Rules panel won’t act on spray paint ID proposal
SALEM – The Rules & Ordinances Committee of city council opted to take no action Tuesday on topics related to signage for businesses and requiring a photo ID to purchase spray paint after briefly discussing both issues.
Councilman Rick Drummond, chair of the committee, said a police officer had made the suggestion about requiring someone purchasing spray paint to provide a photo ID. The idea was mentioned after some recent reports of graffiti found on the back of a business, on some mailboxes and on someone’s vehicle, all in one night.
Drummond agreed to talk about it, but said “we’re not going to entertain the notion of putting this type of ordinance in place.”
He said the issue raised some questions, such as what’s to stop someone from going out of town to purchase spray paint for graffiti, or stealing it or getting someone else to buy it for them.
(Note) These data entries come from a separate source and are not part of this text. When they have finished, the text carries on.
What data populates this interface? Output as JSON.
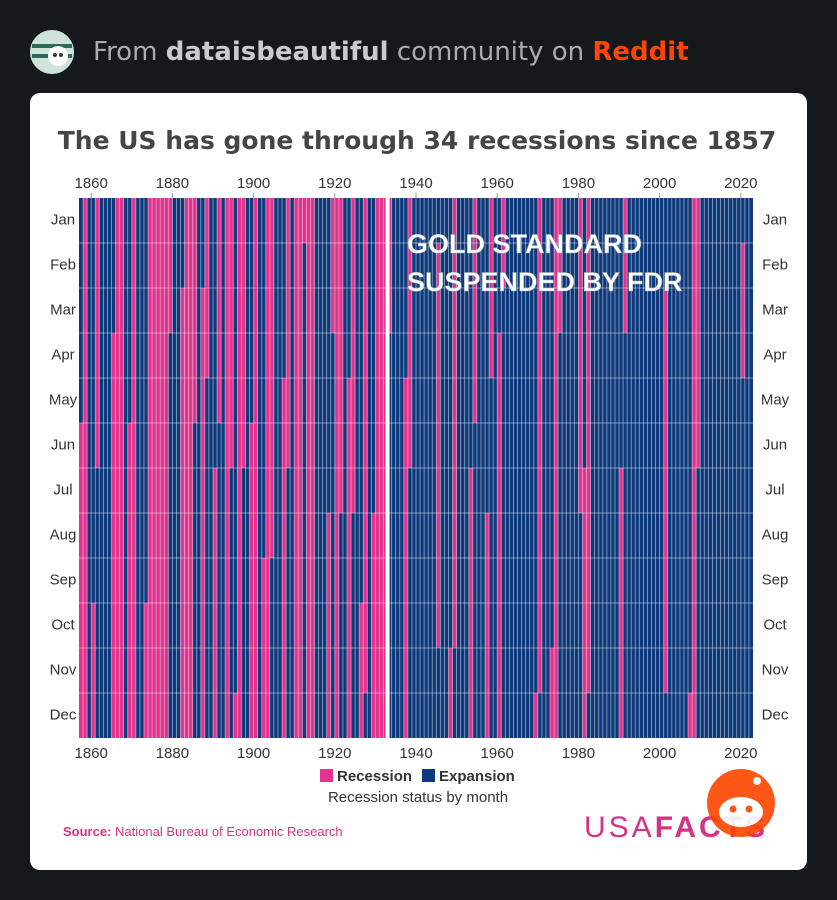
{
  "header": {
    "prefix": "From",
    "community": "dataisbeautiful",
    "middle": "community on",
    "site": "Reddit"
  },
  "chart_data": {
    "type": "heatmap",
    "title": "The US has gone through 34 recessions since 1857",
    "categories": [
      "Jan",
      "Feb",
      "Mar",
      "Apr",
      "May",
      "Jun",
      "Jul",
      "Aug",
      "Sep",
      "Oct",
      "Nov",
      "Dec"
    ],
    "xlim": [
      1857,
      2023
    ],
    "xticks": [
      1860,
      1880,
      1900,
      1920,
      1940,
      1960,
      1980,
      2000,
      2020
    ],
    "series": [
      {
        "name": "Recession",
        "color": "#e3338f"
      },
      {
        "name": "Expansion",
        "color": "#0e3a7c"
      }
    ],
    "recessions": [
      {
        "start": [
          1857,
          6
        ],
        "end": [
          1858,
          12
        ]
      },
      {
        "start": [
          1860,
          10
        ],
        "end": [
          1861,
          6
        ]
      },
      {
        "start": [
          1865,
          4
        ],
        "end": [
          1867,
          12
        ]
      },
      {
        "start": [
          1869,
          6
        ],
        "end": [
          1870,
          12
        ]
      },
      {
        "start": [
          1873,
          10
        ],
        "end": [
          1879,
          3
        ]
      },
      {
        "start": [
          1882,
          3
        ],
        "end": [
          1885,
          5
        ]
      },
      {
        "start": [
          1887,
          3
        ],
        "end": [
          1888,
          4
        ]
      },
      {
        "start": [
          1890,
          7
        ],
        "end": [
          1891,
          5
        ]
      },
      {
        "start": [
          1893,
          1
        ],
        "end": [
          1894,
          6
        ]
      },
      {
        "start": [
          1895,
          12
        ],
        "end": [
          1897,
          6
        ]
      },
      {
        "start": [
          1899,
          6
        ],
        "end": [
          1900,
          12
        ]
      },
      {
        "start": [
          1902,
          9
        ],
        "end": [
          1904,
          8
        ]
      },
      {
        "start": [
          1907,
          5
        ],
        "end": [
          1908,
          6
        ]
      },
      {
        "start": [
          1910,
          1
        ],
        "end": [
          1912,
          1
        ]
      },
      {
        "start": [
          1913,
          1
        ],
        "end": [
          1914,
          12
        ]
      },
      {
        "start": [
          1918,
          8
        ],
        "end": [
          1919,
          3
        ]
      },
      {
        "start": [
          1920,
          1
        ],
        "end": [
          1921,
          7
        ]
      },
      {
        "start": [
          1923,
          5
        ],
        "end": [
          1924,
          7
        ]
      },
      {
        "start": [
          1926,
          10
        ],
        "end": [
          1927,
          11
        ]
      },
      {
        "start": [
          1929,
          8
        ],
        "end": [
          1933,
          3
        ]
      },
      {
        "start": [
          1937,
          5
        ],
        "end": [
          1938,
          6
        ]
      },
      {
        "start": [
          1945,
          2
        ],
        "end": [
          1945,
          10
        ]
      },
      {
        "start": [
          1948,
          11
        ],
        "end": [
          1949,
          10
        ]
      },
      {
        "start": [
          1953,
          7
        ],
        "end": [
          1954,
          5
        ]
      },
      {
        "start": [
          1957,
          8
        ],
        "end": [
          1958,
          4
        ]
      },
      {
        "start": [
          1960,
          4
        ],
        "end": [
          1961,
          2
        ]
      },
      {
        "start": [
          1969,
          12
        ],
        "end": [
          1970,
          11
        ]
      },
      {
        "start": [
          1973,
          11
        ],
        "end": [
          1975,
          3
        ]
      },
      {
        "start": [
          1980,
          1
        ],
        "end": [
          1980,
          7
        ]
      },
      {
        "start": [
          1981,
          7
        ],
        "end": [
          1982,
          11
        ]
      },
      {
        "start": [
          1990,
          7
        ],
        "end": [
          1991,
          3
        ]
      },
      {
        "start": [
          2001,
          3
        ],
        "end": [
          2001,
          11
        ]
      },
      {
        "start": [
          2007,
          12
        ],
        "end": [
          2009,
          6
        ]
      },
      {
        "start": [
          2020,
          2
        ],
        "end": [
          2020,
          4
        ]
      }
    ],
    "annotation": {
      "lines": [
        "GOLD STANDARD",
        "SUSPENDED BY FDR"
      ],
      "x": 1933
    },
    "subtitle": "Recession status by month"
  },
  "footer": {
    "source_label": "Source:",
    "source": "National Bureau of Economic Research",
    "logo_a": "USA",
    "logo_b": "FACTS"
  }
}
He didn’t like the idea of putting the responsibility on business owners and said then there’s the question of what do they do with the information. To him, it was “a slippery slope.”
Councilman Cyndi Baronzzi Dickey, another member of the committee, said she didn’t really see a purpose in this type of requirement unless the business was being required to keep records or produce them. She said it was a little vague. She used the example of buying some cold medicines and having to show ID to prove being old enough to buy them. She said there’s a constructive purpose to that.
Fellow committee member Councilman Clyde Brown agreed that graffiti was a problem, but he said if they approved an ordinance requiring ID to buy spray paint, “we’re going to open a room with no way out.” He noted that magic markers could also be used. He said the people should be left to police themselves on this.
Dickey said there’s nothing to stop a vendor now from asking for identification if they’re suspicious about someone buying a bunch of spray paint or if they think something’s going on.
For the sign issue, Drummond said he was approached by the owner of the Dress Code on South Lincoln Avenue about trying to get approval for a sign on a post, which apparently isn’t permitted for businesses in the C3 zoning district in downtown Salem. He noted that businesses in the C1, C2 and C4 zones are permitted to install signs on posts as long as the sign is at least 10 feet from the property line on all sides.
The committee took no action for an ordinance, but Brown agreed to work with the property owner and meet with the Planning and Zoning officer to see if a variance could be put in place or considered before the Board of Zoning Appeals.
Drummond had discussed allowing businesses in C3 to have the post signs as long as they followed the same requirements as the businesses in the other zones, but said the process would take a while to make that type of change because it would have to go before council and the Planning Commission. He said the topic of signage will likely be discussed more due to the Downtown Salem Technical Advisory Committee proposal which suggested some changes.
Businesses in the downtown area can’t have a sign that sticks out perpendicular to the building, Drummond said, which makes it hard to see where a business may be located.
Brown said he could recall when a majority of the signs at downtown businesses hung over the sidewalks and he couldn’t see where that was eliminated.
In other business, Drummond said previous questions related to sick leave should really be addressed by the Finance Committee of city council, as noted by council President Mickey Cope Weaver. The sick leave issue had been on the agenda, but he said the issue should come under Finance, not the Rules & Ordinances Committee.
Brown also brought up an issue about maintenance of rental properties and said they need to reopen some of the ordinances related to properties and how they appear, saying he’s seen sheets in windows and flags in windows.
Drummond said it’s difficult to mandate how a person’s house should look. He suggested Brown come up with wording for the changes he thinks should be made and they could at least look at his ideas.